Analysts remain concerned that the GOH may intervene in certain priority sectors to unfairly promote domestic ownership at the expense of foreign investors.  In September 2016, Prime Minister (PM) Viktor Orban announced that at least half of the banking, media, energy, and retail sectors should be in Hungarian hands.  Observers note that through various tax changes the GOH has pushed several foreign-owned banks out of Hungary.  The GOH has claimed it has increased Hungarian ownership in the banking sector to close to 60 percent, up from 40 percent in 2010.  In the energy sector, foreign-owned companies’ share of total revenue fell from 70 percent in 2010 to below 50 percent by the end of 2019. Foreign media ownership also has decreased drastically in recent years as GOH-aligned businesses have consolidated control of Hungary’s media landscape. The number of media outlets owned by GOH allies increased from around 30 in 2015 to nearly 500 in 2018.  In November 2018, the owners of 476 pro-GOH media outlets, constituting between 80 and 90 percent of all media, donated those outlets to the Central European Press and Media Foundation (KESMA) run by individuals with ties to the ruling Fidesz party.

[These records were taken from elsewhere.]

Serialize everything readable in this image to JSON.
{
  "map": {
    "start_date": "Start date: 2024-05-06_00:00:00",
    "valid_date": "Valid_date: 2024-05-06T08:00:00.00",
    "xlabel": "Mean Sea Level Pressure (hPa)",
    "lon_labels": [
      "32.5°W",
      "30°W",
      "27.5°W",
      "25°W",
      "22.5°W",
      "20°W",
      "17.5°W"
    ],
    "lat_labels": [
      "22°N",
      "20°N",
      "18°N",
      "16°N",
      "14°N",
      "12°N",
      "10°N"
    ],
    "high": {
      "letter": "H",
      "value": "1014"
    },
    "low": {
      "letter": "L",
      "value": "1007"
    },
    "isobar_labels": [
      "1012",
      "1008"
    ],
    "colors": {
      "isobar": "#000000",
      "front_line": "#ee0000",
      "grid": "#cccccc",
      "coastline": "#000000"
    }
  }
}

As part of its COVID-19 pandemic response, the Parliament passed state of emergency (SOE) legislation in March and November 2020 that gave the GOH broad authority to bypass Parliament and govern by decree.  The first SOE law did not have a sunset clause and remained in effect until June 2020 when the GOH repealed it.  The GOH passed a second SOE law in November, this time for a 90-day period.  Following the expiration of the 90-day term, the Parliament extended the SOE for another 90 days in February 2021.  As part of the emergency measures, the GOH also extended measures for national security screening of foreign investments from December 31, 2020, until June 30, 2021, and may further extend this deadline.